Nuptial planning, Bronx-Italian style, including tacky, rainbow-colored bridesmaid gowns, tawdry wedding halls that serve mashed potatoes dyed to match the color of the gowns, opinionated friends, interfering relatives, and a bride and groom who are swept along with the idea of marriage as something you ought to do, and so convince themselves that they want to do it. Ron Eldard’s groom is hopelessly immature and unromantic; Annabella Sciorra’s bride ignores the fact that her marriage is doomed before it starts (she can’t help it—she’s too busy wiping fingerprints off her back). You’ll probably find this movie a lot funnier if you’ve witnessed this type of New Yawk behavior up close; otherwise, it may all just seem completely crazy.
The granddad of all Hollywood wedding comedies, this story begins at the end: an exhausted father, in the aftermath of his only daughter’s wedding, sits among the wreckage of his home, rubbing his aching tootsies. If you’re contemplating a simple home wedding, this movie will give you pause—there’s nothing simple about the prospect, and you’ll be left cleaning up after the newlyweds have hopped their plane to Bermuda. Spencer Tracy, at his comical best as the ineffectual dad, will make you glad if you’re the father of the groom, who seems to get a free ride. Then again, the costs Tracy incurs seem a bargain in comparison with today’s wedding price tag ($3.75 a head? If only!).
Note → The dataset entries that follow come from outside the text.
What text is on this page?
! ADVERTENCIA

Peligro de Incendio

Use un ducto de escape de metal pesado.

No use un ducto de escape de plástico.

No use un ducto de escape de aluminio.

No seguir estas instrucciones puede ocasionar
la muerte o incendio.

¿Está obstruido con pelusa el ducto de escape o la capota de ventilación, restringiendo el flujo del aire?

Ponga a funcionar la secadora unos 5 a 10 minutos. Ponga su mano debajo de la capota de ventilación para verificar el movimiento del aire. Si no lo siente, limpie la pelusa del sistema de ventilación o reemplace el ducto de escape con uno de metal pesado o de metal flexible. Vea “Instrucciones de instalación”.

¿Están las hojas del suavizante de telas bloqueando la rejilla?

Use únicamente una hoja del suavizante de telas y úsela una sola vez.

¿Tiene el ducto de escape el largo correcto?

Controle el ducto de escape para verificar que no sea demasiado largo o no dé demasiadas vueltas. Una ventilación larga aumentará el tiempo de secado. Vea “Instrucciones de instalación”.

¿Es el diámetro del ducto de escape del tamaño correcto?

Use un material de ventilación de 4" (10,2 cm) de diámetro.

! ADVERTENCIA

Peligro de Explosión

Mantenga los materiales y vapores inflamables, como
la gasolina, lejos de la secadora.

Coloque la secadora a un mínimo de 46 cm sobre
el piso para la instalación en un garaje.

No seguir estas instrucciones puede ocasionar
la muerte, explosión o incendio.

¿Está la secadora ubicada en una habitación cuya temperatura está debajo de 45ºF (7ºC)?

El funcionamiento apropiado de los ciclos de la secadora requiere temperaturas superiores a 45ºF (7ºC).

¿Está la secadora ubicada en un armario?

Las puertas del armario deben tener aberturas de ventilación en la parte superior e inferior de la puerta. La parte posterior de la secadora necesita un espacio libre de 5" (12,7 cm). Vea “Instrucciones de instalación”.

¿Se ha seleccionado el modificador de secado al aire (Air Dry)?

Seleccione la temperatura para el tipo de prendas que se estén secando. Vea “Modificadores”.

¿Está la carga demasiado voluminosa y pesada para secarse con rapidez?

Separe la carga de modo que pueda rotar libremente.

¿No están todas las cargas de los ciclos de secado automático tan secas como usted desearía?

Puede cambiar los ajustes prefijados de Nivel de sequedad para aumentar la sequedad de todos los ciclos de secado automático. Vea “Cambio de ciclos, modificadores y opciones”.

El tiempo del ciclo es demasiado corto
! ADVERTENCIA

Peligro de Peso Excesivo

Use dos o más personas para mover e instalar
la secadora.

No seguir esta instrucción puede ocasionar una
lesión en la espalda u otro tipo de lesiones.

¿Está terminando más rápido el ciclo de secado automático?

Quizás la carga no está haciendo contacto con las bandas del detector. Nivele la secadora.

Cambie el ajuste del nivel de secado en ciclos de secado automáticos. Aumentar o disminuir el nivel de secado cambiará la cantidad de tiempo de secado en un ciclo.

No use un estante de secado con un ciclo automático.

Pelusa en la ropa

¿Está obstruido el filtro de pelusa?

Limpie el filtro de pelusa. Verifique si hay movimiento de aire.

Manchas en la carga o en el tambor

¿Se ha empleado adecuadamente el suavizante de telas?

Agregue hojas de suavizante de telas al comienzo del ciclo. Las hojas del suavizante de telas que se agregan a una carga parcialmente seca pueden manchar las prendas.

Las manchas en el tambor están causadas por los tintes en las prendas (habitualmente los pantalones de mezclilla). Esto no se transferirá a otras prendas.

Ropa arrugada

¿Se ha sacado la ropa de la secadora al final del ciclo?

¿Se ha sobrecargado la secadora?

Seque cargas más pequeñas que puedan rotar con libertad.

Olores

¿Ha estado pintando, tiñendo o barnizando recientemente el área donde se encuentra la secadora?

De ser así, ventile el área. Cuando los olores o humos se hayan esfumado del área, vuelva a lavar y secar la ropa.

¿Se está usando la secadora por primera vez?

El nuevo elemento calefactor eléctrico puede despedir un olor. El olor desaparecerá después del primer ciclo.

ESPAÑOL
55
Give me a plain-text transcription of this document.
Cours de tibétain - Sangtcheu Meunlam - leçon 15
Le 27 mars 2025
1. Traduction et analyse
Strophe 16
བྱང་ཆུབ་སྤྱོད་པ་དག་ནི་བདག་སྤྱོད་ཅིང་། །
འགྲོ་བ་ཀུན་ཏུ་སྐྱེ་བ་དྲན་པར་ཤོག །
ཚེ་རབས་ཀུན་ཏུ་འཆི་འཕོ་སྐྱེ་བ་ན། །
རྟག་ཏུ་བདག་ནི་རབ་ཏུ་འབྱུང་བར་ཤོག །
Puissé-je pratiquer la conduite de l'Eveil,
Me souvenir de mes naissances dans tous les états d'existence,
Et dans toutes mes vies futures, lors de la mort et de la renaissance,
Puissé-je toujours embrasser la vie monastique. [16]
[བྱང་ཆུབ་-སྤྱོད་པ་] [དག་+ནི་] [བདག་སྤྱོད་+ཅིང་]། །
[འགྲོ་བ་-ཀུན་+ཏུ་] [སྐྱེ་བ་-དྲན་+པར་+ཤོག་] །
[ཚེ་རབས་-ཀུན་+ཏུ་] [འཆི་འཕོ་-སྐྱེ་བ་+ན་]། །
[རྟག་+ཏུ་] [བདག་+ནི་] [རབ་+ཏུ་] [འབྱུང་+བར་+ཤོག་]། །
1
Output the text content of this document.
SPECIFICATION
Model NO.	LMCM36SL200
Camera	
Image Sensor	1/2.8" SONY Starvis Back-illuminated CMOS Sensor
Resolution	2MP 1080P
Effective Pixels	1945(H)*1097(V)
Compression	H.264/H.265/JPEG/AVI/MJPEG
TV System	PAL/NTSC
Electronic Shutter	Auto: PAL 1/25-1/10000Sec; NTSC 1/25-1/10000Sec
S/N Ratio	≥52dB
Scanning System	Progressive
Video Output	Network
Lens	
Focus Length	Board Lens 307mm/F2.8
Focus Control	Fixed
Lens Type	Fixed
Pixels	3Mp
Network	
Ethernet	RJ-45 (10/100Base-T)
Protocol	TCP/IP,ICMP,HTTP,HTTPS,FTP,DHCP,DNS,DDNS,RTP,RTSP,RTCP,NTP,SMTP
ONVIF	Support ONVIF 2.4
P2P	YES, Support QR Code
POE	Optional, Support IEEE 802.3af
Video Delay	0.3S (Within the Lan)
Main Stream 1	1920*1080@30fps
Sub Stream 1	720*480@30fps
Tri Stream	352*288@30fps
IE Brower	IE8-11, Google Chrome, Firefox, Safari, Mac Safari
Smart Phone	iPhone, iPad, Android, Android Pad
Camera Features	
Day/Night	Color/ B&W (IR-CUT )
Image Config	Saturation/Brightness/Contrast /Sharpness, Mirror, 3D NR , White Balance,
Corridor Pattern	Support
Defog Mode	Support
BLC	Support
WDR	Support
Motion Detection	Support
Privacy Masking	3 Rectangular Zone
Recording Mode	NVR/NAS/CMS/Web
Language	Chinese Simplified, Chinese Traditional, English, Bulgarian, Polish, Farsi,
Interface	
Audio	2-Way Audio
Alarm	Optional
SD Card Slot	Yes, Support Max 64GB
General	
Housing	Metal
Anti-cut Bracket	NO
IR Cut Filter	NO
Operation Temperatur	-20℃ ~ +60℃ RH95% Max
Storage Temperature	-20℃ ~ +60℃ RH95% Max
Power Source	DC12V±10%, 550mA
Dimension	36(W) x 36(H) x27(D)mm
A famous pre-nup crash and burn: Katharine Hepburn is the proud, self-righteous bride to be who wants to be knocked down from her pedestal (“I don’t want to be worshiped; I just want to be loved”); Cary Grant is the sarcastic ex who’s determined to make her feel guilty and stop the wedding; Jimmy Stewart is the class-conscious society reporter thrust into the maelstrom. General wedding-planning tizziness abounds. The comedy is high, and the racehorses in this stable all run in peak form—even if the thrust of the movie seems to be that women should forgive men their boyish faults, whether they include drinking, adultery, or just the pinching fingers of the slightly creepy Uncle Willie (Roland Young). Though overrated, this may be a good movie to watch before making or accepting a marriage proposal, if only because it stirs up every doubt and second thought you should have before tying the knot.